MINI One jest 3-drzwiowym hatchbackiem produkowanym przez koncern BMW. Od kiedy w 2000 roku bawarska marka wykupiła od Rovera prawa do marki MINI, Niemcy postanowili „reanimować” kultowy model zachowując jego charakter. I tak powstało niewielkie, desingerskie i stylowe autko z brytyjskimi genami.
Na pierwszy rzut oka widać, iż auto jest następcą legendarnego Mini Coopera. Niestety mimo ładnego nadwozia, przez wielu auto było określane jako nieudana podróbka i profanacja. Mimo wszystko One szybko zyskało popularność i pomimo dość wysokiej ceny, sprzedawało się bardzo dobrze. Dzięki szerokiej możliwości personalizacji auto, chętnie kupowali je młodzi, chcąc się wyróżnić z tłumu. Środek został zaprojektowany w nowatorski i lifestylowy sposób, jednak miejsca dla pasażerów na tylnej kanapie jest zdecydowanie za mało.
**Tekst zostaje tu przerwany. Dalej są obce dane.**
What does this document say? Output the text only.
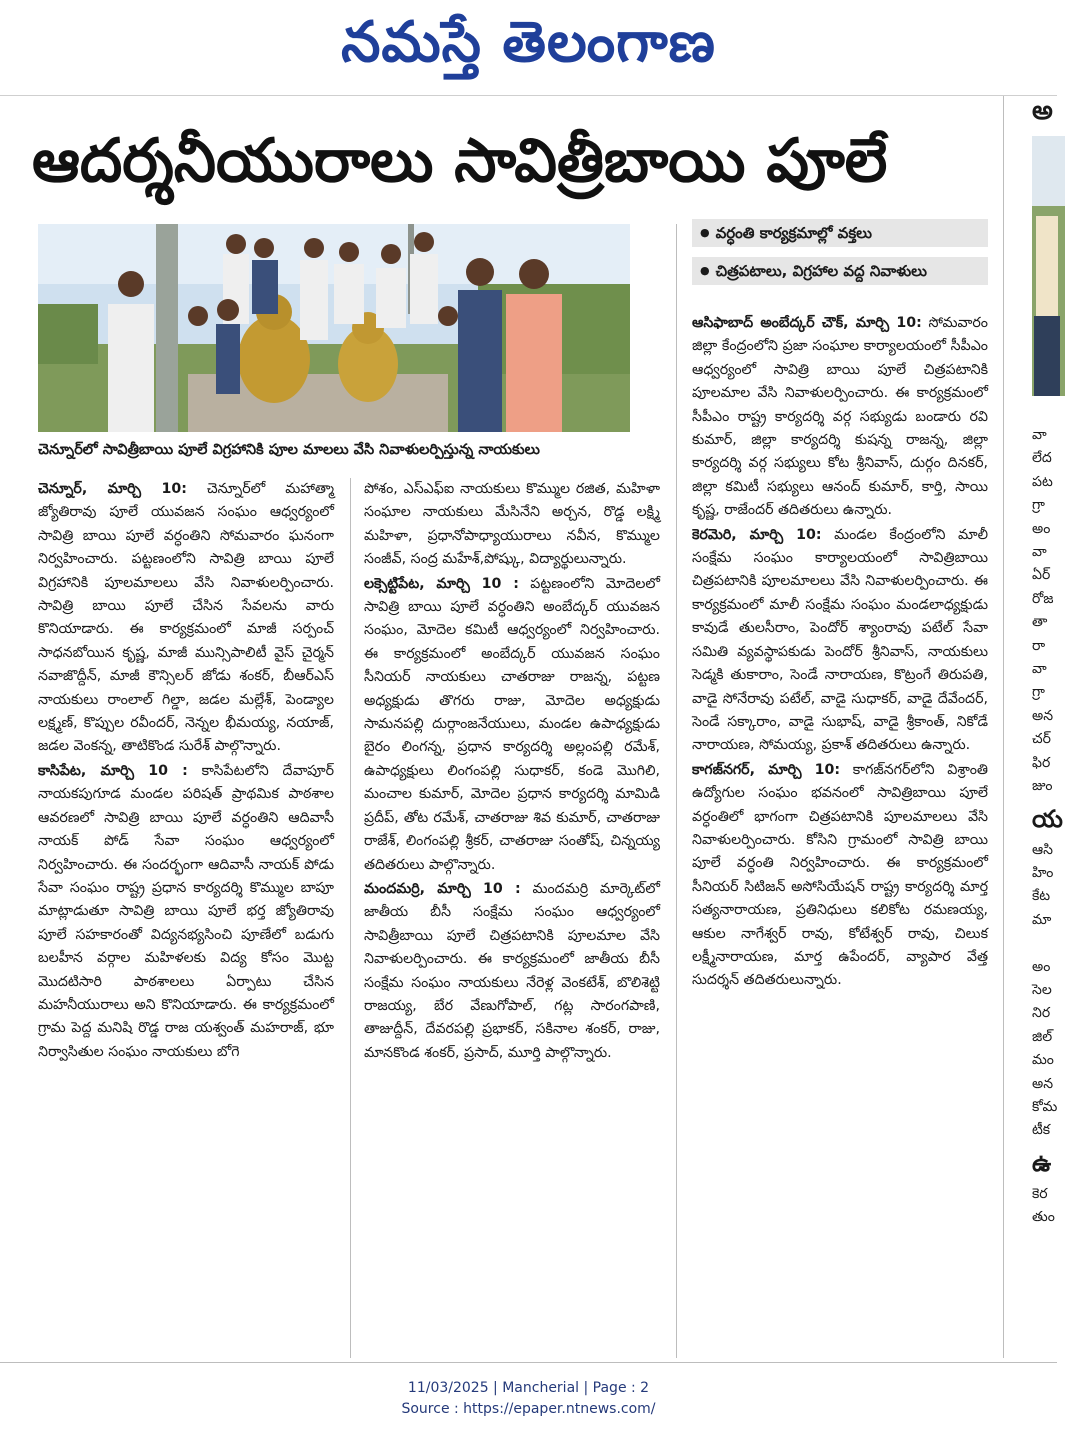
నమస్తే తెలంగాణ
ఆదర్శనీయురాలు సావిత్రీబాయి పూలే
చెన్నూర్‌లో సావిత్రీబాయి పూలే విగ్రహానికి పూల మాలలు వేసి నివాళులర్పిస్తున్న నాయకులు
● వర్ధంతి కార్యక్రమాల్లో వక్తలు
● చిత్రపటాలు, విగ్రహాల వద్ద నివాళులు

పోశం, ఎస్ఎఫ్ఐ నాయకులు కొమ్ముల రజిత, మహిళా సంఘాల నాయకులు మేసినేని అర్చన, రొడ్డ లక్ష్మి మహిళా, ప్రధానోపాధ్యాయురాలు నవీన, కొమ్ముల సంజీవ్, సంద్ర మహేశ్,పోష్కు, విద్యార్థులున్నారు.

లక్సెట్టిపేట, మార్చి 10 : పట్టణంలోని మోదెలలో సావిత్రి బాయి పూలే వర్ధంతిని అంబేద్కర్ యువజన సంఘం, మోదెల కమిటీ ఆధ్వర్యంలో నిర్వహించారు. ఈ కార్యక్రమంలో అంబేద్కర్ యువజన సంఘం సీనియర్ నాయకులు చాతరాజు రాజన్న, పట్టణ అధ్యక్షుడు తొగరు రాజు, మోదెల అధ్యక్షుడు సామనపల్లి దుర్గాంజనేయులు, మండల ఉపాధ్యక్షుడు బైరం లింగన్న, ప్రధాన కార్యదర్శి అల్లంపల్లి రమేశ్, ఉపాధ్యక్షులు లింగంపల్లి సుధాకర్, కండె మొగిలి, మంచాల కుమార్, మోదెల ప్రధాన కార్యదర్శి మామిడి ప్రదీప్, తోట రమేశ్, చాతరాజు శివ కుమార్, చాతరాజు రాజేశ్, లింగంపల్లి శ్రీకర్, చాతరాజు సంతోష్, చిన్నయ్య తదితరులు పాల్గొన్నారు.

మందమర్రి, మార్చి 10 : మందమర్రి మార్కెట్‌లో జాతీయ బీసీ సంక్షేమ సంఘం ఆధ్వర్యంలో సావిత్రీబాయి పూలే చిత్రపటానికి పూలమాల వేసి నివాళులర్పించారు. ఈ కార్యక్రమంలో జాతీయ బీసీ సంక్షేమ సంఘం నాయకులు నేరెళ్ల వెంకటేశ్, బొలిశెట్టి రాజయ్య, బేర వేణుగోపాల్, గట్ల సారంగపాణి, తాజుద్దీన్, దేవరపల్లి ప్రభాకర్, సకినాల శంకర్, రాజు, మానకొండ శంకర్, ప్రసాద్, మూర్తి పాల్గొన్నారు.

చెన్నూర్, మార్చి 10: చెన్నూర్‌లో మహాత్మా జ్యోతిరావు పూలే యువజన సంఘం ఆధ్వర్యంలో సావిత్రి బాయి పూలే వర్ధంతిని సోమవారం ఘనంగా నిర్వహించారు. పట్టణంలోని సావిత్రి బాయి పూలే విగ్రహానికి పూలమాలలు వేసి నివాళులర్పించారు. సావిత్రి బాయి పూలే చేసిన సేవలను వారు కొనియాడారు. ఈ కార్యక్రమంలో మాజీ సర్పంచ్ సాధనబోయిన కృష్ణ, మాజీ మున్సిపాలిటీ వైస్ చైర్మన్ నవాజొద్దీన్, మాజీ కౌన్సిలర్ జోడు శంకర్, బీఆర్ఎస్ నాయకులు రాంలాల్ గిల్డా, జడల మల్లేశ్, పెండ్యాల లక్ష్మణ్, కొప్పుల రవీందర్, నెన్నల భీమయ్య, నయాజ్, జడల వెంకన్న, తాటికొండ సురేశ్ పాల్గొన్నారు.

కాసిపేట, మార్చి 10 : కాసిపేటలోని దేవాపూర్ నాయకపుగూడ మండల పరిషత్ ప్రాథమిక పాఠశాల ఆవరణలో సావిత్రి బాయి పూలే వర్ధంతిని ఆదివాసీ నాయక్ పోడ్ సేవా సంఘం ఆధ్వర్యంలో నిర్వహించారు. ఈ సందర్భంగా ఆదివాసీ నాయక్ పోడు సేవా సంఘం రాష్ట్ర ప్రధాన కార్యదర్శి కొమ్ముల బాపూ మాట్లాడుతూ సావిత్రి బాయి పూలే భర్త జ్యోతిరావు పూలే సహకారంతో విద్యనభ్యసించి పూణేలో బడుగు బలహీన వర్గాల మహిళలకు విద్య కోసం మొట్ట మొదటిసారి పాఠశాలలు ఏర్పాటు చేసిన మహనీయురాలు అని కొనియాడారు. ఈ కార్యక్రమంలో గ్రామ పెద్ద మనిషి రొడ్డ రాజ యశ్వంత్ మహరాజ్, భూ నిర్వాసితుల సంఘం నాయకులు బోగె

ఆసిఫాబాద్ అంబేద్కర్ చౌక్, మార్చి 10: సోమవారం జిల్లా కేంద్రంలోని ప్రజా సంఘాల కార్యాలయంలో సీపీఎం ఆధ్వర్యంలో సావిత్రి బాయి పూలే చిత్రపటానికి పూలమాల వేసి నివాళులర్పించారు. ఈ కార్యక్రమంలో సీపీఎం రాష్ట్ర కార్యదర్శి వర్గ సభ్యుడు బండారు రవి కుమార్, జిల్లా కార్యదర్శి కుషన్న రాజన్న, జిల్లా కార్యదర్శి వర్గ సభ్యులు కోట శ్రీనివాస్, దుర్గం దినకర్, జిల్లా కమిటీ సభ్యులు ఆనంద్ కుమార్, కార్తి, సాయి కృష్ణ, రాజేందర్ తదితరులు ఉన్నారు.

కెరమెరి, మార్చి 10: మండల కేంద్రంలోని మాలీ సంక్షేమ సంఘం కార్యాలయంలో సావిత్రిబాయి చిత్రపటానికి పూలమాలలు వేసి నివాళులర్పించారు. ఈ కార్యక్రమంలో మాలీ సంక్షేమ సంఘం మండలాధ్యక్షుడు కావుడే తులసీరాం, పెందోర్ శ్యాంరావు పటేల్ సేవా సమితి వ్యవస్థాపకుడు పెందోర్ శ్రీనివాస్, నాయకులు సెడ్మకి తుకారాం, సెండే నారాయణ, కొట్రంగే తిరుపతి, వాడై సోనేరావు పటేల్, వాడై సుధాకర్, వాడై దేవేందర్, సెండే సక్కారాం, వాడై సుభాష్, వాడై శ్రీకాంత్, నికోడే నారాయణ, సోమయ్య, ప్రకాశ్ తదితరులు ఉన్నారు.

కాగజ్‌నగర్, మార్చి 10: కాగజ్‌నగర్‌లోని విశ్రాంతి ఉద్యోగుల సంఘం భవనంలో సావిత్రిబాయి పూలే వర్ధంతిలో భాగంగా చిత్రపటానికి పూలమాలలు వేసి నివాళులర్పించారు. కోసిని గ్రామంలో సావిత్రి బాయి పూలే వర్ధంతి నిర్వహించారు. ఈ కార్యక్రమంలో సీనియర్ సిటిజన్ అసోసియేషన్ రాష్ట్ర కార్యదర్శి మార్త సత్యనారాయణ, ప్రతినిధులు కలికోట రమణయ్య, ఆకుల నాగేశ్వర్ రావు, కోటేశ్వర్ రావు, చిలుక లక్ష్మీనారాయణ, మార్త ఉపేందర్, వ్యాపార వేత్త సుదర్శన్ తదితరులున్నారు.

అ
వా
లేద
పట
గ్రా
అం
వా
ఏర్
రోజ
తా
రా
వా
గ్రా
అన
చర్
ఫిర
జుం
య
ఆసి
హిం
కేట
మా

అం
సెల
నిర
జిల్
మం
అన
కోమ
టీక
ఉ
కెర
తుం
11/03/2025 | Mancherial | Page : 2
Source : https://epaper.ntnews.com/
To samo można powiedzieć o bagażniku, którego pojemność wynosi zaledwie 160 litrów.
Charakterystyczne dla MINI jest okrągły prędkościomierz umieszczony pośrodku deski rozdzielczej – niestety takie rozwiązanie, choć ciekawie wygląda, jest kompletnie niepraktyczne.
Jeśli chodzi o napęd, to pod maską One znajdował się na początku tylko jeden, 1,6-litrowy silnik benzynowy o mocy 90 KM oraz jeden diesel o tej samej mocy co benzyniak, lecz pojemności 1,4 litra. Bowiem mocniejsze odmiany dostępne były w modelach Cooper, Cooper S oraz John Cooper Works. Przednia oś była napędzana za pośrednictwem 5- lub 6-biegowej skrzyni manualnej bądź przekładni automatycznej o 6 przełożeniach.
Gdy w 2004 roku przeprowadzono lifting, oprócz zmian stylistycznych, doczekano się także dodatkowych jednostek o zapłonie iskrowym. Miały one pojemność 1,4 litra i rozwijały one 75 lub 95 KM.
W 2007 roku na rynek wprowadzono II generację MINI One. Auto w stosunku do poprzednika nieznacznie urosło oraz przeszło niezauważalne dla laika zmiany stylistyczne. Jednak dla miłośników marki, pojazd zmienił się diametralnie. Zmodernizowano m.in. reflektory, grill a także tylne lampy. Wewnątrz zmiany również są jedynie kosmetyczne, charakterystyczny prędkościomierz zachował swoje miejsce (i niepraktyczność). Dzięki wydłużeniu, skorzystają na tym nie tylko osoby podróżujące w II rzędzie, lecz także bagażnik, którego pojemność wzrosła o 10 litrów.
Pod maską zachowano w większości jednostki napędowe. 90-konny benzyniak pozostał w ofercie, a wśród diesli do wyboru były 1,4-litrowe silniki o mocy 75 lub 88 KM. Dostępne były skrzynie zarówno automatyczne jak i manualne o 6 przełożeniach. Moc trafiała na przednią oś.
W 2013 roku zaprezentowano III generację kultowego MINI, a jego produkcja ruszyła rok później. Stylistycznie auto uległo dosyć dużej zmianie – zdecydowanie urosło, a co bardziej złośliwi, określali samochód jakby przeszedł „nieudaną operację wstrzyknięcia botoksu” Niestety przez zwiększenie wymiarów, auto straciło nieco swojego uroku „małego gokarta”, lecz wciąż na pierwszy rzut oka widać, ze to MINI. Wnętrze przeszło znaczącą metamorfozę – prędkościomierz w końcu przeniesiono za kierownicę.
Nowością było także zaprezentowanie 5-drzwiowej odmiany. Wersja ta wyróżniała się także zwiększonym rozstawem osi (o 7 cm) oraz długością (o 16 cm) w stosunku do wersji 3-drzwiowej. Co za ty idzie, zwiększyła się także przestrzeń na tylnej kanapie oraz pojemność bagażnika – o 67 litry.
Pod maską znalazły się nowe, 3-cylindrowe silniki konstrukcji BMW. Zarówno benzyniak, jak i diesel miały 3 cylindry. W pierwszym przypadku mieliśmy do czynienia z 1,2- oraz 1,5-litrową jednostką o mocy odpowiednio 75 i 136 KM. Silnik wysokoprężny rozwijał 116 KM z 1,5 litra pojemności skokowej. Moc była przekazywana na przednią oś za pośrednictwem 6-biegowej skrzyni manualnej lub automatycznej.